Nella percezione comune e dalla notte dei tempi, il ruolo dell'artista riveste un peso specifico diverso rispetto a quello di qualsiasi altro intrattenitore, assumendo presso le fanbase più esaltate contorni messianici dalle responsabilità perfino morali. Neanche a dirlo, con l'avvento dei social questa dinamica è sconfinata in schemi tossici da inquisizione spagnola, confluendo in due principali forme degenerative: da un lato carriere letteralmente consacrate, al di là di ogni merito artistico, dall'adesione strumentale alle cause socio-politiche del momento; dall'altro corse spasmodiche verso l'ostentazione di adesione (per lo più superficiale) a queste stesse in previsione di possibili indagini della Psicopolizia. La smisurata risonanza raggiunta dai canali social di artisti di punta cozza rumorosamente con il concetto di neutralità; il silenzio si fa assenso, venendo percepito come un tacito sostegno allo status quo; la riluttanza diventa a suo modo cripto-fascismo. La questione si è aggravata drammaticamente alla luce dell'attuale situazione geopolitica; esporsi diventa un atto dall'impellenza del tutto eccezionale. L'ha provato sulla sua pelle Paolo Sorrentino in questi giorni al Festival di Venezia. Tentando goffamente di rimediare alla sua fuga davanti alle telecamere, Paolo ha palesato, paradossalmente e ancor di più alla luce del giorno, la sola premura nel difendere la sua posizione, ritrovatasi al centro di interessi economici giganteschi (ndr. il suo ultimo film è distribuito da Mubi, piattaforma sostenuta da Sequoia Capital, che investe in società israeliane legate al settore militare).

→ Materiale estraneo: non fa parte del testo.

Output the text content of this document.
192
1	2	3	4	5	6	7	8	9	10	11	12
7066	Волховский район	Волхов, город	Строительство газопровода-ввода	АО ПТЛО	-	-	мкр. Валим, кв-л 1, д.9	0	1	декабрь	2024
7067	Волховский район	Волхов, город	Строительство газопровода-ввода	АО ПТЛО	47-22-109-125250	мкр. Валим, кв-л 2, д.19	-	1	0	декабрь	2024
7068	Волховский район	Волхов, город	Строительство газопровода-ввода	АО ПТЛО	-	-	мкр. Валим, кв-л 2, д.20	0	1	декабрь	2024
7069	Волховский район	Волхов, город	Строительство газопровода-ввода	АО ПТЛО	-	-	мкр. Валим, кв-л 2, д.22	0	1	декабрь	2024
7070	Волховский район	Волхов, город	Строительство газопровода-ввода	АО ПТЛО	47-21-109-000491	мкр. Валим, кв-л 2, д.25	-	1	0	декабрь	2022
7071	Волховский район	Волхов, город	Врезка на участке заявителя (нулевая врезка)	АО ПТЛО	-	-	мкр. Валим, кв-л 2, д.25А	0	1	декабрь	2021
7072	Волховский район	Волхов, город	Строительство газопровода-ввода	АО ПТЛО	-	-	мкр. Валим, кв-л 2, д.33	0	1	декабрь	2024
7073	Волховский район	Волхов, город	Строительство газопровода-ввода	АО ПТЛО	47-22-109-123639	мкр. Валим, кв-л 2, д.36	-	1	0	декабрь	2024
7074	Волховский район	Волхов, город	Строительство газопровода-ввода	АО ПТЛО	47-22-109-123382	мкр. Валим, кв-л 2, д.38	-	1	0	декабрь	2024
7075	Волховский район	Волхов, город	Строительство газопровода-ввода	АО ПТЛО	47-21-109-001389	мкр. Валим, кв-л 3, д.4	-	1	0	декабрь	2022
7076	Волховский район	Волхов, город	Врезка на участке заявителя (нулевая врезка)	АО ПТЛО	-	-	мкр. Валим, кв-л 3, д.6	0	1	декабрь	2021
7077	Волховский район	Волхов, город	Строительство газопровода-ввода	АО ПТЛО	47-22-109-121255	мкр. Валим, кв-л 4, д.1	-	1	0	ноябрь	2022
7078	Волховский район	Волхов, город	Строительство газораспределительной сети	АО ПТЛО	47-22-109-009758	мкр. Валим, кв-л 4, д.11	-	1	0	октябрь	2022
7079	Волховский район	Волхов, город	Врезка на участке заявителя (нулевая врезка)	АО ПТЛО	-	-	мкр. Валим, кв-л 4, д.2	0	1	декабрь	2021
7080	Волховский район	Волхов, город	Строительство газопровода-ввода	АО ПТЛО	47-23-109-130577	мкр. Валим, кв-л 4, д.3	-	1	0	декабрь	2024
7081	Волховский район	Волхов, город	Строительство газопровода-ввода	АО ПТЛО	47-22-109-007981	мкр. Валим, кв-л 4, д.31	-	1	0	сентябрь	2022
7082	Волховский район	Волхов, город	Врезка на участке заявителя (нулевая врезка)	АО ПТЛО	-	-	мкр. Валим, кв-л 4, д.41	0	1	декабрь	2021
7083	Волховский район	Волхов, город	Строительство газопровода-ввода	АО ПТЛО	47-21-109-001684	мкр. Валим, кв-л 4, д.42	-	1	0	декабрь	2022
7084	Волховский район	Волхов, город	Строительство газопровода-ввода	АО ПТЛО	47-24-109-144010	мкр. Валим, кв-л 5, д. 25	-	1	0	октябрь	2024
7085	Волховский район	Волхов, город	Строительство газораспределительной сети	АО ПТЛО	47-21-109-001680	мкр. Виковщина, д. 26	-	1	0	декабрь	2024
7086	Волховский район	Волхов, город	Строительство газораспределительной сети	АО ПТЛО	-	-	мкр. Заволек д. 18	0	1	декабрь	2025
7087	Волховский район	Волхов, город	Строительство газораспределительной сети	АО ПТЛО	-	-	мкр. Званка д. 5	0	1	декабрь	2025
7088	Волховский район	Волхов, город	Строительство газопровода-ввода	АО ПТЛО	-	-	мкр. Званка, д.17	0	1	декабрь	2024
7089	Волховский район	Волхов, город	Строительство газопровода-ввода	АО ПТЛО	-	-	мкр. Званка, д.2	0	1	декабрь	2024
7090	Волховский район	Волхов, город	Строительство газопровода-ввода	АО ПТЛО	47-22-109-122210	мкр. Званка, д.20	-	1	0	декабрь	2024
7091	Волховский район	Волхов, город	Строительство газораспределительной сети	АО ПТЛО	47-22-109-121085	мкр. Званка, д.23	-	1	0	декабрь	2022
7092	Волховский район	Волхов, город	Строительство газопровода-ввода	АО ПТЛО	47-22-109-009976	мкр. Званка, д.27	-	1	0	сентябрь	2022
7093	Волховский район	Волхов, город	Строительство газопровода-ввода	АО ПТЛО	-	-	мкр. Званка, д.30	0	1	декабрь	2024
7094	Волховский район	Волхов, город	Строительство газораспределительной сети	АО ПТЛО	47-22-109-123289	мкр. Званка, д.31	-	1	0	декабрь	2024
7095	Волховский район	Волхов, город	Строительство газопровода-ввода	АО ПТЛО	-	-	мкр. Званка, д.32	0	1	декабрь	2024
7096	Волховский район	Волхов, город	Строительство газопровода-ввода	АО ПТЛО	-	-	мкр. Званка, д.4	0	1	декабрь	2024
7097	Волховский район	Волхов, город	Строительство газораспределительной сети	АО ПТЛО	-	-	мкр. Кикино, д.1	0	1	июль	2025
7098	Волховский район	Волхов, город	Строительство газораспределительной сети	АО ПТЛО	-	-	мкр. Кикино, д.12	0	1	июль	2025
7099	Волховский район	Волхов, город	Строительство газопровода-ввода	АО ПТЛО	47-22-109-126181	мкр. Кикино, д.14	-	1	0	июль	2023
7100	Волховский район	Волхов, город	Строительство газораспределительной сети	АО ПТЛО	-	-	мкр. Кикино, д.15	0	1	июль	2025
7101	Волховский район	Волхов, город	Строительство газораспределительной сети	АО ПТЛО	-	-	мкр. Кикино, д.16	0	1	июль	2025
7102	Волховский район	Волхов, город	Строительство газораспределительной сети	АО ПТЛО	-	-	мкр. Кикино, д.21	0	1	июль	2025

Tagliare i rapporti artistici non è mai utile, soprattutto per il portafoglio di chi nel settore cultura ci campa. Ne sa qualcosa Woody Allen che, pur condannando irremovibilmente l'operato di Putin, si è detto disponibile a girare un film in Russia, accogliendo l'invito del Moscow International Film Week e venendo per questo silurato dal Ministero degli Affari Esteri ucraino. Il disimpegno degli addetti alla cultura non è mai stato possibile: il silenzio è indifferenza e "scrivere" è già di per sè fare politica. Il disimpegno di oggi è una fuga dalla realtà in cui l'intellettuale non fugge però dai riflettori, dalle sue rendite e dalla comodità del profitto. Il modello del San Girolamo nel deserto, ritiratosi a vita privata per studiare senza esporsi, urta platealmente con l'esigenza di lucrare sul sistema mediatico. Si crea così, per i firmatari e non del manifesto X, una situazione contraddittoria: artisti da un po' fuori dai radar (se non finiti proprio nel dimenticatoio) che ritrovano validazione presso il pubblico; icone dello showbiz che (consapevolmente o superficialmente) chiamano la massa alle armi, venendo elevate da questa agli altari; dissidenti malcelati che, facendo parlare di sè inizialmente in termini censorei, si guadagnano alla lunga un fascino maudit. Chi mangia davvero con la guerra non è l'industria delle armi, ma quella della cultura.